That being said, the above authors were working in the context of health and epidemiology so I do wonder if having such an ‘exposure’ model makes sense, say for the above economics model??
Is such a factorization strictly necessary? Stan guide seems to indicate not:
In addition, Gustafson (pp83-86) finds correct specification of the exposure model does not seem that important to correct inferences about x*.
But, on the other hand, by reducing f(x|z) - the so-called `exposure model’ - to f(x) - a simple prior on the unobserved but correctly measured x - is one not implicitly assuming conditional independence between x and z - which somewhat works against the reason why people often use ME models in the first place - including ours!; namely that the mismeasured variable not only creates attenuation bias in the mismeasured regressor x*, but also that this then creates
apparent significance in the correctly measured regressor z, which actually might have little or no true impact on response variable y.

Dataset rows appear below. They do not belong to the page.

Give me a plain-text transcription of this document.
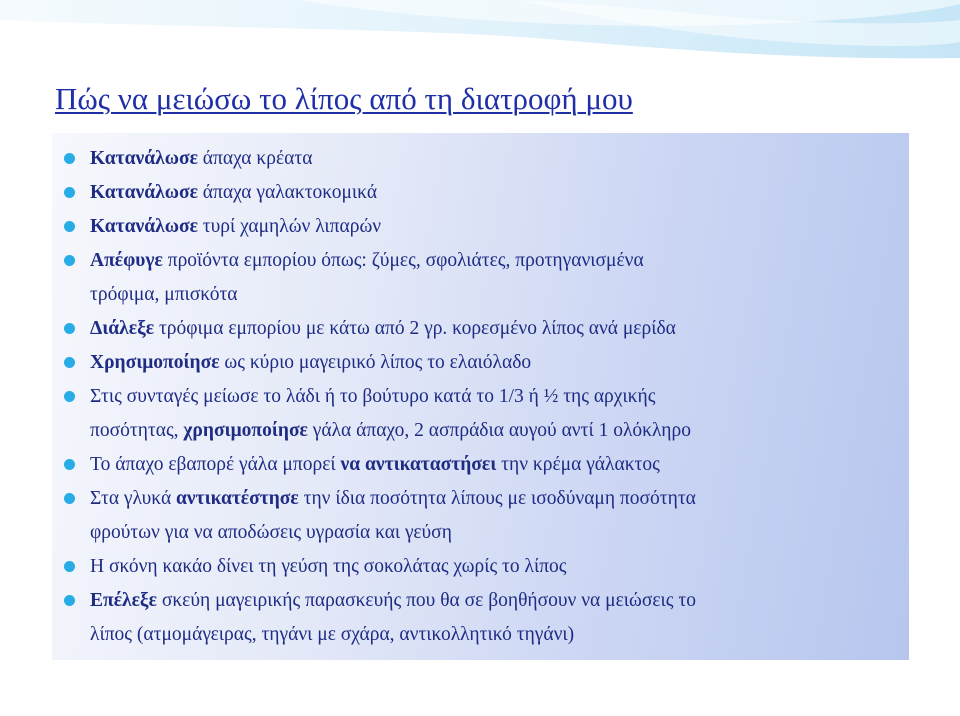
Πώς να μειώσω το λίπος από τη διατροφή μου
Κατανάλωσε άπαχα κρέατα
Κατανάλωσε άπαχα γαλακτοκομικά
Κατανάλωσε τυρί χαμηλών λιπαρών
Απέφυγε προϊόντα εμπορίου όπως: ζύμες, σφολιάτες, προτηγανισμένα
τρόφιμα, μπισκότα
Διάλεξε τρόφιμα εμπορίου με κάτω από 2 γρ. κορεσμένο λίπος ανά μερίδα
Χρησιμοποίησε ως κύριο μαγειρικό λίπος το ελαιόλαδο
Στις συνταγές μείωσε το λάδι ή το βούτυρο κατά το 1/3 ή ½ της αρχικής
ποσότητας, χρησιμοποίησε γάλα άπαχο, 2 ασπράδια αυγού αντί 1 ολόκληρο
Το άπαχο εβαπορέ γάλα μπορεί να αντικαταστήσει την κρέμα γάλακτος
Στα γλυκά αντικατέστησε την ίδια ποσότητα λίπους με ισοδύναμη ποσότητα
φρούτων για να αποδώσεις υγρασία και γεύση
Η σκόνη κακάο δίνει τη γεύση της σοκολάτας χωρίς το λίπος
Επέλεξε σκεύη μαγειρικής παρασκευής που θα σε βοηθήσουν να μειώσεις το
λίπος (ατμομάγειρας, τηγάνι με σχάρα, αντικολλητικό τηγάνι)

Taking a second - more succinct? - pass at this after reading Grace Y Yi’s ME textbook (2017): the question seems to be if, after assuming nondifferential measurement error, to factorize f(x,z) further, or instead to leave this term unmodeled as a nuisance function (as brms() and Stan() does by default). Put differently: when should the probability distribution of the true covariates be treated as ‘fixed’ (so-called ‘functional’ approach) vs. further elaborated such that f(x,z) = f(x|z) f(z). The latter (`structural’) approach is by far the generally adopted approach in the Bayesian ME literature, for whatever reason – perhaps because it is easily incorporated into the Bayesian framework?
In our specific case, theoretically, where x is correctly measured Tobin’s Q or the book-to-market value of the firm; and z is the firm’s cashflow rate, we know that these two variables are not independent. Moreover, we know that the direction of the dependancy is more likely to be: x = f(z). The dependance follows - I think - from the fact that x^* and z are not independent. We know that attenuation bias in x^* is likely to impact z. If we ignore this dependance, by not including a full exposure model, of the sort f(x,z) = f(x|z) f(z), then we are going to have less correct results?

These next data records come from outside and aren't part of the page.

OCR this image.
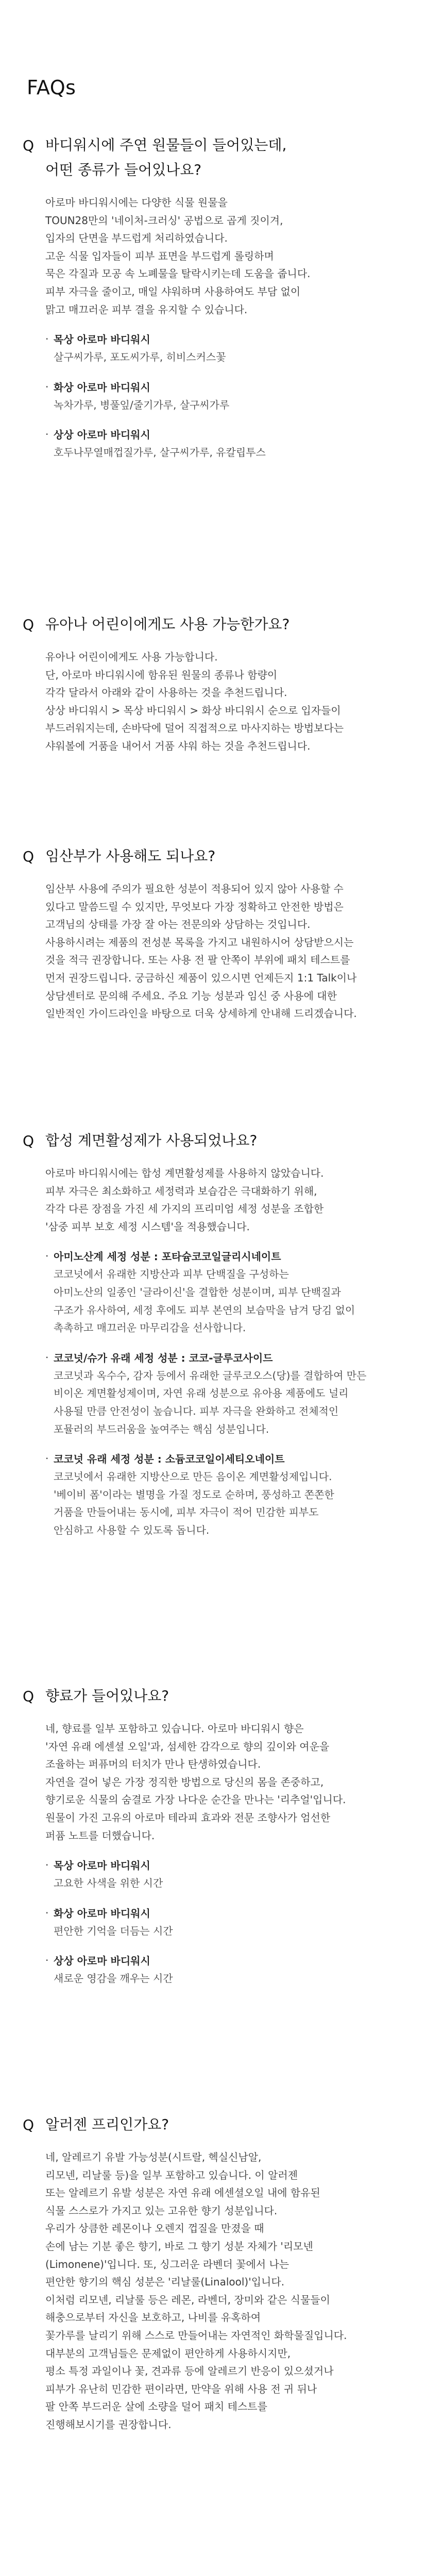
FAQs
Q 바디워시에 주연 원물들이 들어있는데,
어떤 종류가 들어있나요?
아로마 바디워시에는 다양한 식물 원물을
TOUN28만의 '네이처-크러싱' 공법으로 곱게 짓이겨,
입자의 단면을 부드럽게 처리하였습니다.
고운 식물 입자들이 피부 표면을 부드럽게 롤링하며
묵은 각질과 모공 속 노폐물을 탈락시키는데 도움을 줍니다.
피부 자극을 줄이고, 매일 샤워하며 사용하여도 부담 없이
맑고 매끄러운 피부 결을 유지할 수 있습니다.
· 목상 아로마 바디워시
살구씨가루, 포도씨가루, 히비스커스꽃
· 화상 아로마 바디워시
녹차가루, 병풀잎/줄기가루, 살구씨가루
· 상상 아로마 바디워시
호두나무열매껍질가루, 살구씨가루, 유칼립투스
Q 유아나 어린이에게도 사용 가능한가요?
유아나 어린이에게도 사용 가능합니다.
단, 아로마 바디워시에 함유된 원물의 종류나 함량이
각각 달라서 아래와 같이 사용하는 것을 추천드립니다.
상상 바디워시 > 목상 바디워시 > 화상 바디워시 순으로 입자들이
부드러워지는데, 손바닥에 덜어 직접적으로 마사지하는 방법보다는
샤워볼에 거품을 내어서 거품 샤워 하는 것을 추천드립니다.
Q 임산부가 사용해도 되나요?
임산부 사용에 주의가 필요한 성분이 적용되어 있지 않아 사용할 수
있다고 말씀드릴 수 있지만, 무엇보다 가장 정확하고 안전한 방법은
고객님의 상태를 가장 잘 아는 전문의와 상담하는 것입니다.
사용하시려는 제품의 전성분 목록을 가지고 내원하시어 상담받으시는
것을 적극 권장합니다. 또는 사용 전 팔 안쪽이 부위에 패치 테스트를
먼저 권장드립니다. 궁금하신 제품이 있으시면 언제든지 1:1 Talk이나
상담센터로 문의해 주세요. 주요 기능 성분과 임신 중 사용에 대한
일반적인 가이드라인을 바탕으로 더욱 상세하게 안내해 드리겠습니다.
Q 합성 계면활성제가 사용되었나요?
아로마 바디워시에는 합성 계면활성제를 사용하지 않았습니다.
피부 자극은 최소화하고 세정력과 보습감은 극대화하기 위해,
각각 다른 장점을 가진 세 가지의 프리미엄 세정 성분을 조합한
'삼중 피부 보호 세정 시스템'을 적용했습니다.
· 아미노산계 세정 성분 : 포타슘코코일글리시네이트
코코넛에서 유래한 지방산과 피부 단백질을 구성하는
아미노산의 일종인 '글라이신'을 결합한 성분이며, 피부 단백질과
구조가 유사하여, 세정 후에도 피부 본연의 보습막을 남겨 당김 없이
촉촉하고 매끄러운 마무리감을 선사합니다.
· 코코넛/슈가 유래 세정 성분 : 코코-글루코사이드
코코넛과 옥수수, 감자 등에서 유래한 글루코오스(당)를 결합하여 만든
비이온 계면활성제이며, 자연 유래 성분으로 유아용 제품에도 널리
사용될 만큼 안전성이 높습니다. 피부 자극을 완화하고 전체적인
포뮬러의 부드러움을 높여주는 핵심 성분입니다.
· 코코넛 유래 세정 성분 : 소듐코코일이세티오네이트
코코넛에서 유래한 지방산으로 만든 음이온 계면활성제입니다.
'베이비 폼'이라는 별명을 가질 정도로 순하며, 풍성하고 쫀쫀한
거품을 만들어내는 동시에, 피부 자극이 적어 민감한 피부도
안심하고 사용할 수 있도록 돕니다.
Q 향료가 들어있나요?
네, 향료를 일부 포함하고 있습니다. 아로마 바디워시 향은
'자연 유래 에센셜 오일'과, 섬세한 감각으로 향의 깊이와 여운을
조율하는 퍼퓨머의 터치가 만나 탄생하였습니다.
자연을 걸어 넣은 가장 정직한 방법으로 당신의 몸을 존중하고,
향기로운 식물의 숨결로 가장 나다운 순간을 만나는 '리추얼'입니다.
원물이 가진 고유의 아로마 테라피 효과와 전문 조향사가 엄선한
퍼퓸 노트를 더했습니다.
· 목상 아로마 바디워시
고요한 사색을 위한 시간
· 화상 아로마 바디워시
편안한 기억을 더듬는 시간
· 상상 아로마 바디워시
새로운 영감을 깨우는 시간
Q 알러젠 프리인가요?
네, 알레르기 유발 가능성분(시트랄, 헥실신남알,
리모넨, 리날룰 등)을 일부 포함하고 있습니다. 이 알러젠
또는 알레르기 유발 성분은 자연 유래 에센셜오일 내에 함유된
식물 스스로가 가지고 있는 고유한 향기 성분입니다.
우리가 상큼한 레몬이나 오렌지 껍질을 만졌을 때
손에 남는 기분 좋은 향기, 바로 그 향기 성분 자체가 '리모넨
(Limonene)'입니다. 또, 싱그러운 라벤더 꽃에서 나는
편안한 향기의 핵심 성분은 '리날룰(Linalool)'입니다.
이처럼 리모넨, 리날룰 등은 레몬, 라벤더, 장미와 같은 식물들이
해충으로부터 자신을 보호하고, 나비를 유혹하여
꽃가루를 날리기 위해 스스로 만들어내는 자연적인 화학물질입니다.
대부분의 고객님들은 문제없이 편안하게 사용하시지만,
평소 특정 과일이나 꽃, 견과류 등에 알레르기 반응이 있으셨거나
피부가 유난히 민감한 편이라면, 만약을 위해 사용 전 귀 뒤나
팔 안쪽 부드러운 살에 소량을 덜어 패치 테스트를
진행해보시기를 권장합니다.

A second, practical, issue for us is computational. Our model is already complex, with many group-level parameters (over 1,300) and 300,000 data points. Adding another regression, by adding in an `exposure model’ which is not essential, seems like a bad idea. But still then need to justify this theoretically.
There is a lot of information to process, so not sure if I respond correctly to all of this, but I have at least a suggestion to build f(x | z) into the model while accountng for measurement error in x. The approach works by using
mi() instead of
me() terms. The former were originally designed for missing value estimation but can incorporate measurement error as well. Here is my simplistic proposal:
form <- bf(x | mi(se_x) ~ z) +
bf(y ~ mi(x) + z) +
The first line models x as having measurement error as well as depending on z. The second line models y as dependng on x and z and the third line models the two univariate models as conditionally independent. Does this go into the direction you had in mind?
Thanks for this. Yes - looks good. But how much measurement error is being assumed here? Ie what is the underlying measurement error model.
The Stan code of the model should describe what exactly is happening. How much error is assumed depends on how much you pass via the the variable
se_x in my example.
@Ilan_Strauss This post was flagged, so I removed the offending link. Please do not post instructions on how to pirate copyrighted materials (even with disclaimers). Thanks.
Onto the one unresolved issue if you don’t mind: having a prior for \tau. Currently the default ME model in
brms() does not have one. The textbooks seem to use one. What is the rational for not including a prior on \tau? Should I post this instead on the Stan modelling forum? Thank you.
As I understand it, by default brms uses uniform priors over the support. That’s maybe not the “right” choice for any given particular model and user, but a defensible default position. The rationale is explained pretty clearly in the package documentation and vignettes. You can always pass in your own priors if you want something different.
I do not think that this is correct in this case. If you look at the back-end Stan code for the
brms() ME model, \tau is treated as data, it is not treated as a random variable. As a result it has no prior on it by default, I think.
Yes indeed tau is treated as data as without additional information you will likely not be identify x per observation as well as tau (this will make N + 1 observerations for N observations)
OK, great. And I assume the number of ME parameters – N + the 2 parameters of the population distribution for true X – does not change if the measurement error is applied to say, a ‘random effect’ (i.e. a group-level parameter) estimated across time say?
If we have one random effect per observation than we keep the same number of parameter i.e. N + 1 or 2.
For what it is worth, I was reviewing this paper re measurement error in INLA this weekend and it seemed to be recommending a similar approach to what you are discussing here: https://arxiv.org/abs/1302.3065.
Is it then the case that the equations
form <- bf(x | mi(se_x) ~ z) +
bf(y ~ mi(x) + z) +
define a model for mediation of z’s effect on y via x - taking into account measurement error in x? That is, is mediation another way of describing a ‘conditional exposure model’?
If so, then would it be possible to generalise this approach to construct more complex path models (multiple mediation/moderation, taking measurement error into account)?
If so, then is this approaching a method for structural equation modeling, where latent factors - measured with error - have single indicators?
Thanks for your thoughts
I think you are right with all your thoughts. Indeed, this is kind of what one does in SEMs when only having a single indicator and manually specifying the measurement error of the sinlge indicator.
The power and generality of brms is wonderful. Many thanks for creating it.